1. I was also originally unclear on that, but I was personally told by a friend who works in WDAS (and worked on Encanto) that this was meant to be a separate Latin festival-themed land. I’ve definitely since also seen that confirmed elsewhere (maybe even on these boards?) but I can’t remember where exactly as it’s been well over a year
2. I conceded that the attraction facade in an of itself wouldn’t necessarily pose a problem. My point is that the direction Disney has decided to pivot to since 202/ would be inconsistent with including this attraction in Frontierland. Of course, this is just my opinion, but it’s not based on nothing.
3. I know you were originally skeptical that there was any connection between the BBTM and TA projects, but I can’t believe you’re doubling down on that after seeing that Disney confirmed that Coco will be featured in the latter. It’s true that the themes of the two lands aren’t the same (one was focused on the culture, and the other, at least in theory, will lean more into the flora and fauna), but they are set in the same location (± the Yucatán). While I’m sure Disney won’t explicitly refer to the village in TA as “Santa Cecilia,” that was undoubtedly a major part of the inspiration for it. Sorry, I’m not buying that every village in the western hemisphere south of the U.S. features a carousel, papel Picado, and the exact same fountain. WDI would not have taken all of their design ideas for Santa Cecilia and used them in DAK only to still build Santa Cecilia in MK.
4. See point 3
 

britain

Well-Known Member
Anyone who thinks a villains land would be great is akin to someone saying a park with nothing but E-tickets would be great. It’s well intentioned, but short sighted, and doesn’t deeply understand the balance of what makes a pleasant day at the parks.

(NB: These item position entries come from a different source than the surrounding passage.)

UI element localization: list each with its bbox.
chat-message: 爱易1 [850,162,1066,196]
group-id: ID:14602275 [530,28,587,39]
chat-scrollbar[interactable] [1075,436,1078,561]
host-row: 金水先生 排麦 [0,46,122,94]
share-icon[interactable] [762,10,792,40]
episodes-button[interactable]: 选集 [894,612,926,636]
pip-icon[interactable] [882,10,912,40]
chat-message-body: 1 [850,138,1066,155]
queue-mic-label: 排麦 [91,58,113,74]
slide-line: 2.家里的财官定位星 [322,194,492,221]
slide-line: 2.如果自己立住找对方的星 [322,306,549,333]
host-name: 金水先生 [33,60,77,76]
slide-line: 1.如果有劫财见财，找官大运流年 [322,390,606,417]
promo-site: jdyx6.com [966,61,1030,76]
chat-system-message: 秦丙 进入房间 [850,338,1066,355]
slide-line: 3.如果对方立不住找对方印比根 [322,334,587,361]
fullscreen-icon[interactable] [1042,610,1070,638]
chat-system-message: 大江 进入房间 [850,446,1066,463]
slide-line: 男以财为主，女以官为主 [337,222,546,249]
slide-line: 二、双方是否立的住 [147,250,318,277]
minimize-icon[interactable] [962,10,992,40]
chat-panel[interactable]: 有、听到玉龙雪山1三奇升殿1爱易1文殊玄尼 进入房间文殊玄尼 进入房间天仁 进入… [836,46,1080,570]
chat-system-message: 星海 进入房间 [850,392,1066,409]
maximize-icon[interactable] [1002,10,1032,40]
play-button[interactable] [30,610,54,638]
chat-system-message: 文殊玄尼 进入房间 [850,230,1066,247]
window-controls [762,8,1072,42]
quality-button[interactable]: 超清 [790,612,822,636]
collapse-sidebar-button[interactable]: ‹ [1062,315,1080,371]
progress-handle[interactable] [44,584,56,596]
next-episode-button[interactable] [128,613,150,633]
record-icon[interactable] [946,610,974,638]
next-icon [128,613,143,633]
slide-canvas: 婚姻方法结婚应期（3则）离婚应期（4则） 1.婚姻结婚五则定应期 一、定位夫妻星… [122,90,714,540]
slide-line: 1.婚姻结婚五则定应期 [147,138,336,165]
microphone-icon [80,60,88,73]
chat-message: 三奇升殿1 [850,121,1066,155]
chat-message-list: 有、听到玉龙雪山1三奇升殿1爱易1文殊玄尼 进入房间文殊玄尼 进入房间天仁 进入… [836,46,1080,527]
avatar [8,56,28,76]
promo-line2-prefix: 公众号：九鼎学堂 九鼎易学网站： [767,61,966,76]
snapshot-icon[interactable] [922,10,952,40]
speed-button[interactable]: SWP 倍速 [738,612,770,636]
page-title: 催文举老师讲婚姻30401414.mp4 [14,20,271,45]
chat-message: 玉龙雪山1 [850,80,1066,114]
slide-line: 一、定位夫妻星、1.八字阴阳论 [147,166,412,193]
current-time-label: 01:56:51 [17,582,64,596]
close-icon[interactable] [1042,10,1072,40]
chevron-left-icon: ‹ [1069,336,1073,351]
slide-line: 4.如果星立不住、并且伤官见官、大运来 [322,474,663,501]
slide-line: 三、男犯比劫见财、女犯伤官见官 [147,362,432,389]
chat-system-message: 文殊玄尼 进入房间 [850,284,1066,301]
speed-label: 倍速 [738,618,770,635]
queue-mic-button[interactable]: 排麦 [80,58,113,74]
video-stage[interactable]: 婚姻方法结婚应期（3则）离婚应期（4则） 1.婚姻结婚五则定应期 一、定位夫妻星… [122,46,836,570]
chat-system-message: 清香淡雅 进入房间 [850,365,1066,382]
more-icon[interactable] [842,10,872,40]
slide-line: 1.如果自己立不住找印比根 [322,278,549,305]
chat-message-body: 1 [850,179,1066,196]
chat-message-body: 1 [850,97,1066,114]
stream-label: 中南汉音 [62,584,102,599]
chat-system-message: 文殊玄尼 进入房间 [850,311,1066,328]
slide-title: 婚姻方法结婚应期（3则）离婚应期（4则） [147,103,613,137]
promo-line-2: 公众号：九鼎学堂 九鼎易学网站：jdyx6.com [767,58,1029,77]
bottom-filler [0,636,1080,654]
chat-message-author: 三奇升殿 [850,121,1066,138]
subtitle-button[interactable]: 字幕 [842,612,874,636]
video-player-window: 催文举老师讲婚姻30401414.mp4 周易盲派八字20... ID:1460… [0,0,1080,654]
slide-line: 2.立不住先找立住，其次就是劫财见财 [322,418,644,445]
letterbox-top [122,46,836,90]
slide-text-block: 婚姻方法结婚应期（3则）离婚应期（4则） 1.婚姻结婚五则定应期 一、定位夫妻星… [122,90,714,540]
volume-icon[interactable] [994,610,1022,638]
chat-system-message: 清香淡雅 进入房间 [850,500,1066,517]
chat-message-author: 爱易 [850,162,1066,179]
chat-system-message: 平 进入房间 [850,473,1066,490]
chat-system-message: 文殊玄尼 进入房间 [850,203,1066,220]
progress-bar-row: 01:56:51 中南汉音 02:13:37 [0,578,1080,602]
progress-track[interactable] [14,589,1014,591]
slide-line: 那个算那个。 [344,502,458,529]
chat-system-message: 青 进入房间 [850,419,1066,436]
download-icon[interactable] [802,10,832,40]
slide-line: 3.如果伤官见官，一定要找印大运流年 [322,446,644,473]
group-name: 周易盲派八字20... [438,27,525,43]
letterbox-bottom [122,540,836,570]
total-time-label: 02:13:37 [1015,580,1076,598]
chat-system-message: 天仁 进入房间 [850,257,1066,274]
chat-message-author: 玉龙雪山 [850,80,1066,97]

Not that there aren’t plenty of places Disney has already built that break that balance.
 

Ichabod Crane

Well-Known Member
Anyone who thinks a villains land would be great is akin to someone saying a park with nothing but E-tickets would be great. It’s well intentioned, but short sighted, and doesn’t deeply understand the balance of what makes a pleasant day at the parks.

Not that there aren’t plenty of places Disney has already built that break that balance.
Exactly how is a villains land “short sighted”?
 

britain

Well-Known Member
The back-and-forth we've seen with the art is atypical, and a direct result of them knowing what properties they wanted to use and which areas they want to develop and redevelop, but not having a clue what and where.

The Moana art we saw for AK was first drawn for another location. Same for Zootopia. The Encanto and Coco grafts had a similar path. BBTM had a very unlikely path due to development costs until relatively recently, so the cards seems to have been shuffled again. Coco, Encanto, and Moana have immense internal support. Getting Coco into AK was a no-brainer with the Tropical Americas land, but the as-designed Coco E-Ticket is absolutely the leading candidate to anchor BBTM.

Lol, it’s almost like Retail said, “Can we PLEASE have a little nod to Coco at AK so we can sell some dias de los muertos merch there too!”